INN: Can you please tell us more about how improving metallurgy can reduce an operation’s environmental footprint?

DB: There are many ways that metallurgy can help reduce the environmental footprint of an operation on both greenfields and brownfields projects. Innovations in processing and extraction technology are improving efficiency and recoveries by reducing the amount of waste material and by recycling of the reagents are used in the process flow sheet. These innovations in the metallurgical process have opened up new opportunities, including the ability to create additional value from waste material at closed mine sites.

Avalon is now trying to take advantage of that with our East Kemptville tin-indium project in Nova Scotia. The goal is to recover valuable metals in material left behind as waste due to inefficient recovery methods, when the site was an operating mine in the 1980s. Avalon plans to build a small processing plant to treat the waste materials and recover tin (and potentially other contained metals) that creates a sustainable environmental remediation solution by generating revenue while properly disposing of the waste.

INN: Interesting. Heading into the New Year, what are some of your goals for 2017 and how do you plan to meet them?

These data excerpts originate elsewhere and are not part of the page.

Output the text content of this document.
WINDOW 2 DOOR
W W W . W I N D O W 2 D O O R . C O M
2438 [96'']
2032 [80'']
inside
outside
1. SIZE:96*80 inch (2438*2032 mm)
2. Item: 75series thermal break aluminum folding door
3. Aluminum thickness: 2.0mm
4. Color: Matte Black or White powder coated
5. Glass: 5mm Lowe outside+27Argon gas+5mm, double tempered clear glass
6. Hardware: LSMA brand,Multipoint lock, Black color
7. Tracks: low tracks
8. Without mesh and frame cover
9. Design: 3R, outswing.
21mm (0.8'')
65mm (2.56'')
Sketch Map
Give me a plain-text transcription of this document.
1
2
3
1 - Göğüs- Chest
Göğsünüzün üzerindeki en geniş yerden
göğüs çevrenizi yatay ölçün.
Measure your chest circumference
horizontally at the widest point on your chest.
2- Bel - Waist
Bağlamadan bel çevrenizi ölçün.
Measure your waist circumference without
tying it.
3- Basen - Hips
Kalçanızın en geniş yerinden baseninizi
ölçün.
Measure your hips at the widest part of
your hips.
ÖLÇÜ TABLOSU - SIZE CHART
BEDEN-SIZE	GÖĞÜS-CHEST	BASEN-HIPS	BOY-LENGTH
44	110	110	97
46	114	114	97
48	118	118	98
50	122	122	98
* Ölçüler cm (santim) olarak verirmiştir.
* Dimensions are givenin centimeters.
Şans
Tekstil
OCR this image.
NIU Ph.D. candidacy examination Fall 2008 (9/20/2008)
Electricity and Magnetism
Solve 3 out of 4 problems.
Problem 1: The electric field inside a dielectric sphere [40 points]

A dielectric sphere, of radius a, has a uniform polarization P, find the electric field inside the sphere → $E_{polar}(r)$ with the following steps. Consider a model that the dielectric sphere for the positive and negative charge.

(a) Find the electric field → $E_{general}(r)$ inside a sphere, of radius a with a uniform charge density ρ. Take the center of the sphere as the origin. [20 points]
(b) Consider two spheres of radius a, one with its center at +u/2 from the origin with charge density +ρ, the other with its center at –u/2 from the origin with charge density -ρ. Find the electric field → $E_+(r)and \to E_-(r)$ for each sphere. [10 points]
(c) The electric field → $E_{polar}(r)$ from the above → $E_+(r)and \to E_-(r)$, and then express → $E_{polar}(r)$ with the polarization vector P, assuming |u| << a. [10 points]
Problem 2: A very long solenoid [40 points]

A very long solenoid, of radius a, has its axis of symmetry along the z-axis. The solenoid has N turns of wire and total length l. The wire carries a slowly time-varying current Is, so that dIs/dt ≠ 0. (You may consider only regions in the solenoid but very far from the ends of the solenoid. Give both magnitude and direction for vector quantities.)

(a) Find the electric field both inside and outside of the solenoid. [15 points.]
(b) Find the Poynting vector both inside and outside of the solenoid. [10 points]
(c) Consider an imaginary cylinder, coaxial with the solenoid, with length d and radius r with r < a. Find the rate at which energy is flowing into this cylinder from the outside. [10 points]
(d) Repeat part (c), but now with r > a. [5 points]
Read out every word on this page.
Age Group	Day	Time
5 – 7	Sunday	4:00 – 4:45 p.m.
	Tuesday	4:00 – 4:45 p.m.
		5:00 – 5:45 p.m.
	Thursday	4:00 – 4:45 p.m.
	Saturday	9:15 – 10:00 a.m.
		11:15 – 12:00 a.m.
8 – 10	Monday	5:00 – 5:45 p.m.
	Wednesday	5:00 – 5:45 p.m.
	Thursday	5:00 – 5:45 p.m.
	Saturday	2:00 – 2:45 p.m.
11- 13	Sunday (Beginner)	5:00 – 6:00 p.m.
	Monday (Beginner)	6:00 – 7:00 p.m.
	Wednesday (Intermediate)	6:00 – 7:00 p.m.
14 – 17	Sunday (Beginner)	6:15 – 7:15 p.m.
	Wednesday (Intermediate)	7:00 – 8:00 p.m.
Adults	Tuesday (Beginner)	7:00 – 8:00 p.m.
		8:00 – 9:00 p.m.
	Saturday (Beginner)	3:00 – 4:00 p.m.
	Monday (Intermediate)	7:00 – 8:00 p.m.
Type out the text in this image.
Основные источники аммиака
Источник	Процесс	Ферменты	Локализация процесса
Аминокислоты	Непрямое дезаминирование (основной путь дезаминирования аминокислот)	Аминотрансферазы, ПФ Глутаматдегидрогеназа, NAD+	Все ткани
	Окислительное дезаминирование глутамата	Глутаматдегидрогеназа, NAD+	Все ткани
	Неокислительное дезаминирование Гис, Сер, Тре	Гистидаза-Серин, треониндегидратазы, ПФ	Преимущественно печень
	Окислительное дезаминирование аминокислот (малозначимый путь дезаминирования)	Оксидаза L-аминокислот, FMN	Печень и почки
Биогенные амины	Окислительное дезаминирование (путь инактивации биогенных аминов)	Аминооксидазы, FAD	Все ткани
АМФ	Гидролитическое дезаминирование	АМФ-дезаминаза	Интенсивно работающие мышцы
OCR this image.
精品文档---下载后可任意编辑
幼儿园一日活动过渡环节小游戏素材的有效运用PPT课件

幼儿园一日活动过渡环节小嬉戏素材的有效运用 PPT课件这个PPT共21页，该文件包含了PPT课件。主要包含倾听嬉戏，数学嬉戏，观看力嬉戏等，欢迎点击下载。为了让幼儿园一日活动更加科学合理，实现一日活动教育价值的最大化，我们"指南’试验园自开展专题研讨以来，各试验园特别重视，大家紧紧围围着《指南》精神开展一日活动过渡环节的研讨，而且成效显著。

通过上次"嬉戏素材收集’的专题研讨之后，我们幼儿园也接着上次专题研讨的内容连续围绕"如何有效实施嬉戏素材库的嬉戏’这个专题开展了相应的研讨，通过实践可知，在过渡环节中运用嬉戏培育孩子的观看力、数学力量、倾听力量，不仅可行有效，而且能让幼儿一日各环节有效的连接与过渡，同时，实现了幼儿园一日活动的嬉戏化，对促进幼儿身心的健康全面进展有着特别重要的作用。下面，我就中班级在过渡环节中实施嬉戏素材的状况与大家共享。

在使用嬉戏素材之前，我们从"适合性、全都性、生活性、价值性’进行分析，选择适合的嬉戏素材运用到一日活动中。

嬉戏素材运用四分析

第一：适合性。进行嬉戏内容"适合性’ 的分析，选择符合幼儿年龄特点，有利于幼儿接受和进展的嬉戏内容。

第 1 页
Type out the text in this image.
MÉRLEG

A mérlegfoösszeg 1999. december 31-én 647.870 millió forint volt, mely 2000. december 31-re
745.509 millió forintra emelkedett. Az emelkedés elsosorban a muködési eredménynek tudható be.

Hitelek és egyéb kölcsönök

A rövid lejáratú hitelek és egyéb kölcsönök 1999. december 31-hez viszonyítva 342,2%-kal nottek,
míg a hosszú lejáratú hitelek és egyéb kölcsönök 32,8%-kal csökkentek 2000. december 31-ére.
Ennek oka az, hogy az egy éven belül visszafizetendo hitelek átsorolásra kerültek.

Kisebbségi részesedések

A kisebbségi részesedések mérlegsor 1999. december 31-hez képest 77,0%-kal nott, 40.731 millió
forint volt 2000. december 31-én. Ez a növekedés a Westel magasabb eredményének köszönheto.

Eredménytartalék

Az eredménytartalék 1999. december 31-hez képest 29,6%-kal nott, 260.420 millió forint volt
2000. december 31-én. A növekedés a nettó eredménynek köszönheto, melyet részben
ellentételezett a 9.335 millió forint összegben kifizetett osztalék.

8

DB: We want to move our Separation Rapids lithium project into the next phase of development, which involves scaling up our process flowsheet through pilot plant work and initiating trial production of our lithium products for the lithium-ion battery sector and other markets. We’re still looking at the markets in industrial minerals and glass ceramics as well.

At the same time, we continue to develop our relationships in the local community and try to find ways to maximize the opportunity for Avalon’s First Nation partner, the Wabaseemoong Independent Nations of Whitedog. Avalon has a memorandum of understanding with WIN that we first entered into in 1999. We remain fully committed to maximizing the economic development opportunities in the community to help empower them to create new business opportunities for the long term.

At East Kemptville, we want to finalize our business plan for the small scale re-development model, secure full tenure to the site, obtain all necessary permitting approvals and project financing needed to get operations started in 2018.

INN: Sounds like 2017 is going to be a busy year for you and Avalon. Thank you for taking the time to educate our investors.